On the customer end, customers can take a look at how and when they spend their money in a pie chart: credit card payments, subscriptions, car payments, mortgages, rent, and more. Digital tools that allow customers to participate in their own risk management are hot in the financial services sector.
Meeting Digital Disruption: Internal Financial Services Organizational Structure
In your industry, dealing with a constantly changing economy is a huge part of the business. The way you set up or change your organizational structure can have a huge impact on the success of your financial service institution’s performance. Unless you publicize it, it’s like the secret sauce: it helps your stability, but the customers don’t see it.
If possible, consider highlighting individual employees making differences in customer trust, safety, and security. This is an ideal way to introduce fintech concepts and apps to the public. Specifically, Deloitte suggests collaboration, distributed organizational structure, a bold risk appetite, and data-driven decision-making as primary attributes of an organization well-prepared for digital disruption. Make sure you have the right tools for a collaborative environment in place to set your team up for success.
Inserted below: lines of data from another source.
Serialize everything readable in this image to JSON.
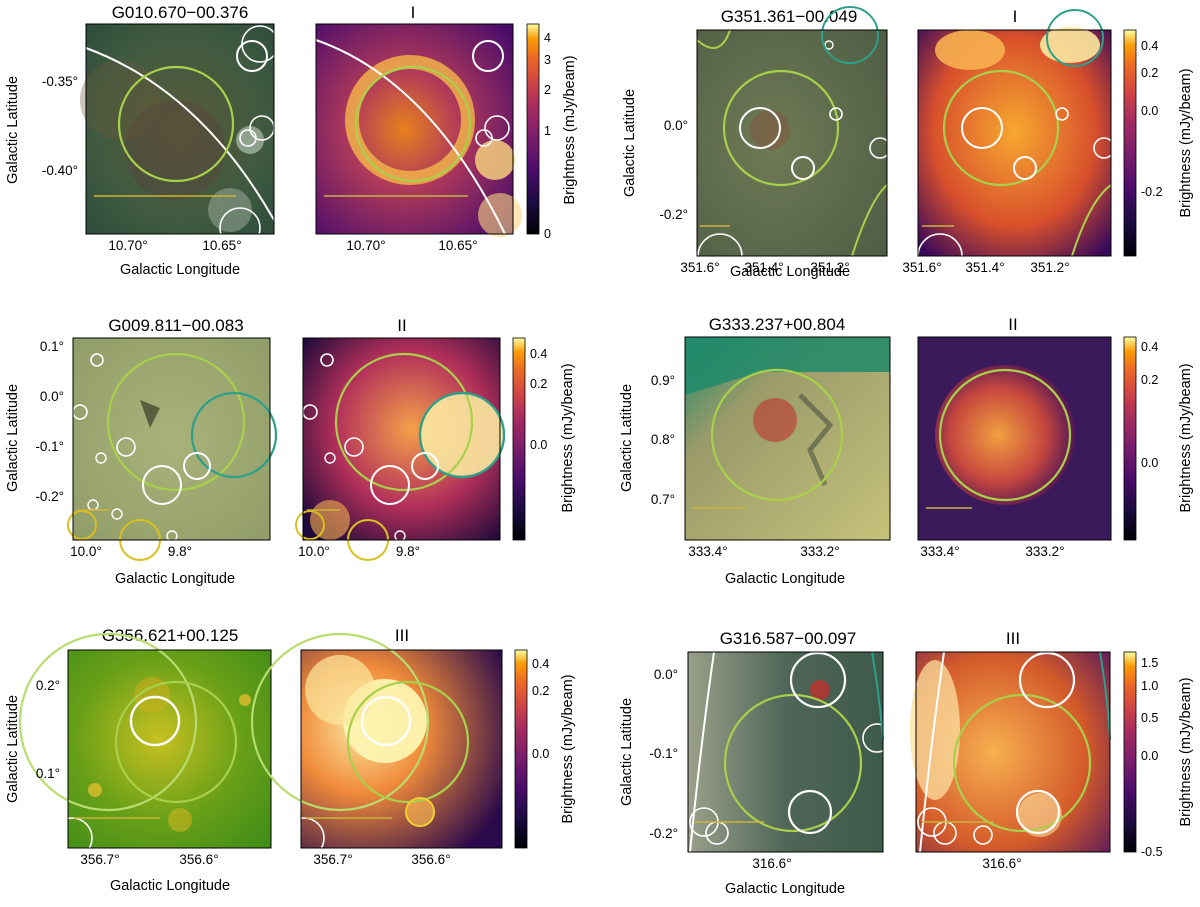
{
  "figure": {
    "panels": [
      {
        "source": "G010.670−00.376",
        "class": "I",
        "x_label": "Galactic Longitude",
        "y_label": "Galactic Latitude",
        "x_ticks": [
          "10.70°",
          "10.65°"
        ],
        "y_ticks": [
          "-0.35°",
          "-0.40°"
        ],
        "colorbar_label": "Brightness (mJy/beam)",
        "colorbar_ticks": [
          "4",
          "3",
          "2",
          "1",
          "0"
        ]
      },
      {
        "source": "G351.361−00.049",
        "class": "I",
        "x_label": "Galactic Longitude",
        "y_label": "Galactic Latitude",
        "x_ticks": [
          "351.6°",
          "351.4°",
          "351.2°"
        ],
        "y_ticks": [
          "0.0°",
          "-0.2°"
        ],
        "colorbar_label": "Brightness (mJy/beam)",
        "colorbar_ticks": [
          "0.4",
          "0.2",
          "0.0",
          "-0.2"
        ]
      },
      {
        "source": "G009.811−00.083",
        "class": "II",
        "x_label": "Galactic Longitude",
        "y_label": "Galactic Latitude",
        "x_ticks": [
          "10.0°",
          "9.8°"
        ],
        "y_ticks": [
          "0.1°",
          "0.0°",
          "-0.1°",
          "-0.2°"
        ],
        "colorbar_label": "Brightness (mJy/beam)",
        "colorbar_ticks": [
          "0.4",
          "0.2",
          "0.0"
        ]
      },
      {
        "source": "G333.237+00.804",
        "class": "II",
        "x_label": "Galactic Longitude",
        "y_label": "Galactic Latitude",
        "x_ticks": [
          "333.4°",
          "333.2°"
        ],
        "y_ticks": [
          "0.9°",
          "0.8°",
          "0.7°"
        ],
        "colorbar_label": "Brightness (mJy/beam)",
        "colorbar_ticks": [
          "0.4",
          "0.2",
          "0.0"
        ]
      },
      {
        "source": "G356.621+00.125",
        "class": "III",
        "x_label": "Galactic Longitude",
        "y_label": "Galactic Latitude",
        "x_ticks": [
          "356.7°",
          "356.6°"
        ],
        "y_ticks": [
          "0.2°",
          "0.1°"
        ],
        "colorbar_label": "Brightness (mJy/beam)",
        "colorbar_ticks": [
          "0.4",
          "0.2",
          "0.0"
        ]
      },
      {
        "source": "G316.587−00.097",
        "class": "III",
        "x_label": "Galactic Longitude",
        "y_label": "Galactic Latitude",
        "x_ticks": [
          "316.6°"
        ],
        "y_ticks": [
          "0.0°",
          "-0.1°",
          "-0.2°"
        ],
        "colorbar_label": "Brightness (mJy/beam)",
        "colorbar_ticks": [
          "1.5",
          "1.0",
          "0.5",
          "0.0",
          "-0.5"
        ]
      }
    ]
  }
}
Bottom Line: Digital Disruption Meets Customer Needs
The underpinnings of the financial industry depend upon trust and familiarity. When banks change their names or become acquired every few years, people and companies get nervous. They’re not privy to the internal workflows of your business, or the way silos work together to uphold a mission of trust and customer service.
Customer journeys depend upon tools that provide them with the power of decision-making when it comes to their own finances. By providing access to the digital tools they need and creating a dynamic team internally, you’ll be prepared for digital disruption while retaining the ability to meet customer expectations.